Дороже самой жизни (Манро) - страница 144

Я думаю, все это подготовило меня к появлению Сэди, которая вскоре начала у нас работать. Мать как-то съежилась — теперь ее территория ограничивалась младенцами и тем, что с ними связано. Когда матери вокруг меня стало меньше, я смогла начать думать о том, что правда и что нет. Но я прекрасно знала, что говорить об этом нельзя ни с кем.

Самым необычным в Сэди — хотя у нас в семье эту подробность как-то затушевывали — было то, что она знаменитость. В нашем городке была радиостанция, и Сэди по радио играла на гитаре и пела в музыкальной заставке передачи песню, которую сочинила сама.

«Здравствуйте, здравствуйте, здравствуйте все!»

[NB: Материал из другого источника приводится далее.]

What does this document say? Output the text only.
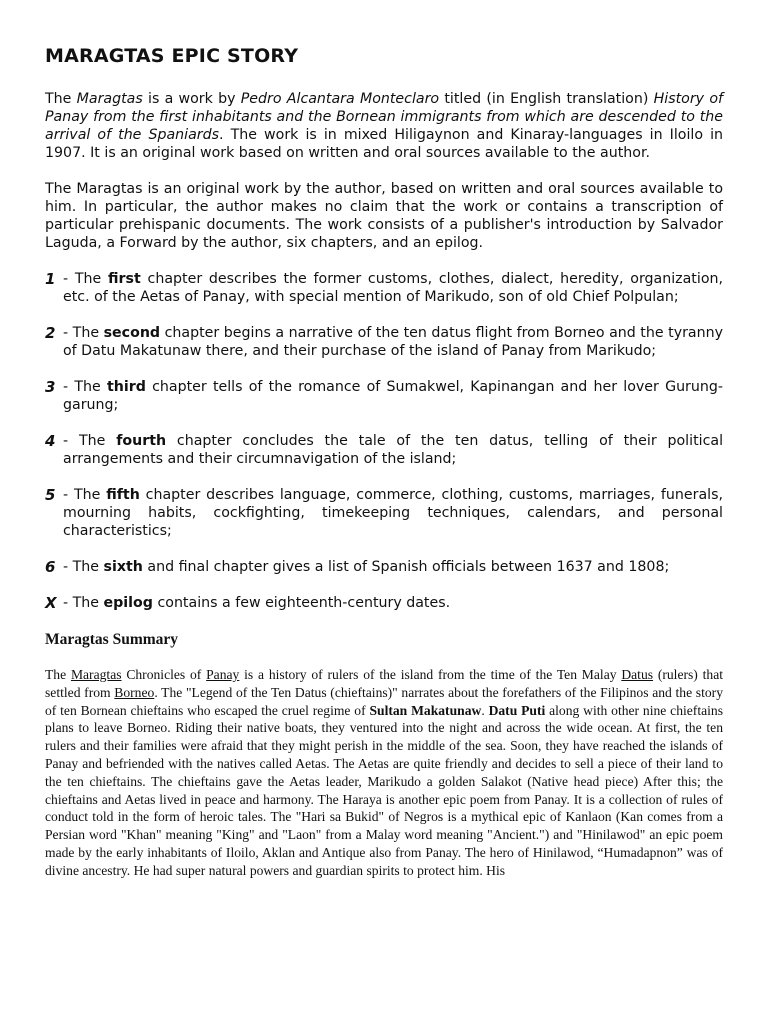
MARAGTAS EPIC STORY

The Maragtas is a work by Pedro Alcantara Monteclaro titled (in English translation) History of Panay from the first inhabitants and the Bornean immigrants from which are descended to the arrival of the Spaniards. The work is in mixed Hiligaynon and Kinaray-languages in Iloilo in 1907. It is an original work based on written and oral sources available to the author.

The Maragtas is an original work by the author, based on written and oral sources available to him. In particular, the author makes no claim that the work or contains a transcription of particular prehispanic documents. The work consists of a publisher's introduction by Salvador Laguda, a Forward by the author, six chapters, and an epilog.

1 - The first chapter describes the former customs, clothes, dialect, heredity, organization, etc. of the Aetas of Panay, with special mention of Marikudo, son of old Chief Polpulan;
2 - The second chapter begins a narrative of the ten datus flight from Borneo and the tyranny of Datu Makatunaw there, and their purchase of the island of Panay from Marikudo;
3 - The third chapter tells of the romance of Sumakwel, Kapinangan and her lover Gurung-garung;
4 - The fourth chapter concludes the tale of the ten datus, telling of their political arrangements and their circumnavigation of the island;
5 - The fifth chapter describes language, commerce, clothing, customs, marriages, funerals, mourning habits, cockfighting, timekeeping techniques, calendars, and personal characteristics;
6 - The sixth and final chapter gives a list of Spanish officials between 1637 and 1808;
X - The epilog contains a few eighteenth-century dates.
Maragtas Summary

The Maragtas Chronicles of Panay is a history of rulers of the island from the time of the Ten Malay Datus (rulers) that settled from Borneo. The "Legend of the Ten Datus (chieftains)" narrates about the forefathers of the Filipinos and the story of ten Bornean chieftains who escaped the cruel regime of Sultan Makatunaw. Datu Puti along with other nine chieftains plans to leave Borneo. Riding their native boats, they ventured into the night and across the wide ocean. At first, the ten rulers and their families were afraid that they might perish in the middle of the sea. Soon, they have reached the islands of Panay and befriended with the natives called Aetas. The Aetas are quite friendly and decides to sell a piece of their land to the ten chieftains. The chieftains gave the Aetas leader, Marikudo a golden Salakot (Native head piece) After this; the chieftains and Aetas lived in peace and harmony. The Haraya is another epic poem from Panay. It is a collection of rules of conduct told in the form of heroic tales. The "Hari sa Bukid" of Negros is a mythical epic of Kanlaon (Kan comes from a Persian word "Khan" meaning "King" and "Laon" from a Malay word meaning "Ancient.") and "Hinilawod" an epic poem made by the early inhabitants of Iloilo, Aklan and Antique also from Panay. The hero of Hinilawod, “Humadapnon” was of divine ancestry. He had super natural powers and guardian spirits to protect him. His
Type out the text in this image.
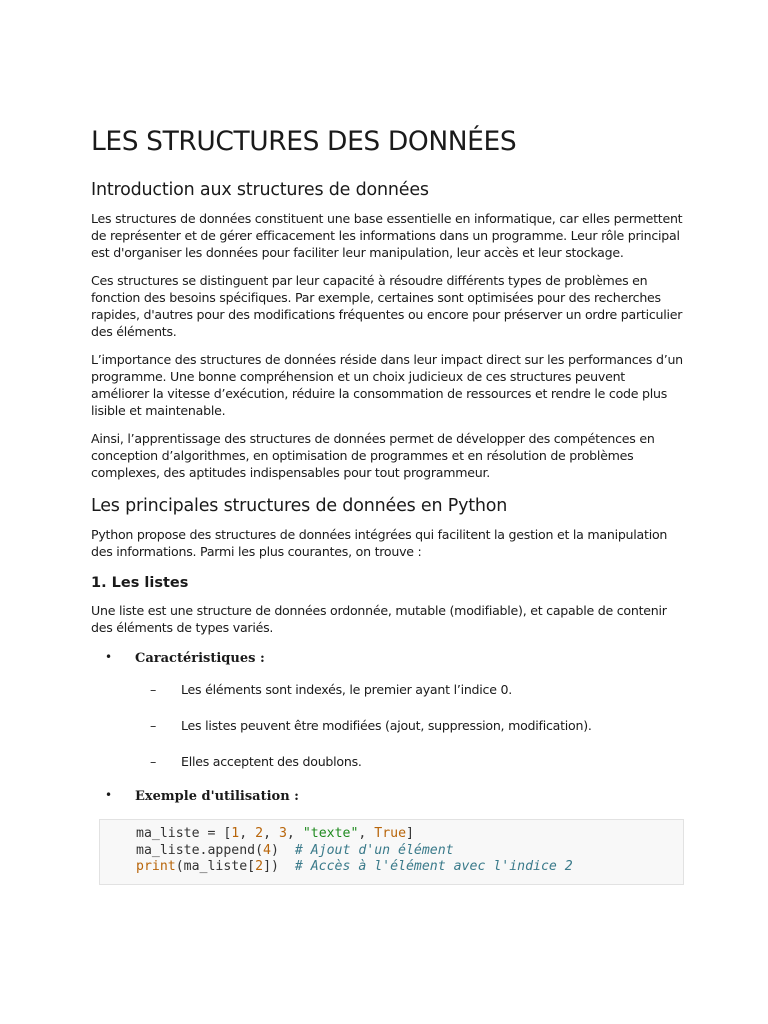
LES STRUCTURES DES DONNÉES
Introduction aux structures de données

Les structures de données constituent une base essentielle en informatique, car elles permettent de représenter et de gérer efficacement les informations dans un programme. Leur rôle principal est d'organiser les données pour faciliter leur manipulation, leur accès et leur stockage.

Ces structures se distinguent par leur capacité à résoudre différents types de problèmes en fonction des besoins spécifiques. Par exemple, certaines sont optimisées pour des recherches rapides, d'autres pour des modifications fréquentes ou encore pour préserver un ordre particulier des éléments.

L’importance des structures de données réside dans leur impact direct sur les performances d’un programme. Une bonne compréhension et un choix judicieux de ces structures peuvent améliorer la vitesse d’exécution, réduire la consommation de ressources et rendre le code plus lisible et maintenable.

Ainsi, l’apprentissage des structures de données permet de développer des compétences en conception d’algorithmes, en optimisation de programmes et en résolution de problèmes complexes, des aptitudes indispensables pour tout programmeur.

Les principales structures de données en Python

Python propose des structures de données intégrées qui facilitent la gestion et la manipulation des informations. Parmi les plus courantes, on trouve :

1. Les listes

Une liste est une structure de données ordonnée, mutable (modifiable), et capable de contenir des éléments de types variés.

• Caractéristiques :
– Les éléments sont indexés, le premier ayant l’indice 0.
– Les listes peuvent être modifiées (ajout, suppression, modification).
– Elles acceptent des doublons.
• Exemple d'utilisation :
ma_liste = [1, 2, 3, "texte", True]
ma_liste.append(4)  # Ajout d'un élément
print(ma_liste[2])  # Accès à l'élément avec l'indice 2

А через полчаса — «До свиданья, до свиданья, до свиданья все!»

В промежутке же Сэди исполняла песни по заявкам радиослушателей, а также иногда по собственному выбору. Горожане с более утонченными вкусами подшучивали над ее песнями и над всей радиостанцией, которая, как говорили, была самой маленькой в Канаде. Эти люди слушали радиостанцию Торонто — там передавали последние шлягеры, «Три маленькие рыбки и мама-рыбка тоже»,[12] и Джим Хантер выкрикивал невеселые новости войны. Но людям на фермах нравилась местная станция и песни Сэди. Голос у нее был сильный и грустный, она пела про одиночество и печаль:

Прислонюсь в тоске-печали
К перекладинам корраля —
Где же ты, моя опора?
Верю, ты вернешься скоро…[13]

Землю под фермы в наших местах расчистили и заселили всего лет сто пятьдесят назад, и почти из любого фермерского дома виден был соседний — самое большее через несколько полей. Но фермеры все равно любили песни про одиноких ковбоев, про то, как манят, а потом разочаровывают дальние края, и про ужасные преступления, виновники которых умирают, с последним вздохом зовя мать. Или Бога.

Эти песни и пела Сэди, и ее низкий горловой альт был исполнен грусти, но, работая у нас, она излучала энергию и уверенность в себе, была разговорчива и говорила в основном о себе же. Говорить ей обычно было не с кем, кроме меня. Ее дела и заботы моей матери разводили их по разным частям дома, — впрочем, у меня было такое ощущение, что беседа матери и Сэди вряд ли доставила бы удовольствие кому-либо из них. Моя мать, как я уже сказала, была очень серьезным человеком — когда-то она преподавала в школе, а теперь учила меня. Возможно, ей было бы приятней, если бы Сэди нуждалась в ее помощи, — например, мать могла бы отучить ее говорить «ихний». Но Сэди вроде бы не нуждалась ни в чьей помощи и не собиралась учиться говорить по-другому, не так, как говорила всю жизнь.

После обеда — обедали мы в полдень — Сэди и я оставались на кухне одни. Мать уходила прилечь, и, если ей везло, дети тоже засыпали. После сна она надевала другое платье, словно во второй половине дня собиралась развлекаться, хотя это время точно так же заполнялось сменой подгузников детям и еще гадким занятием, на которое я старалась не смотреть, — когда самый младший жадно чмокал у груди.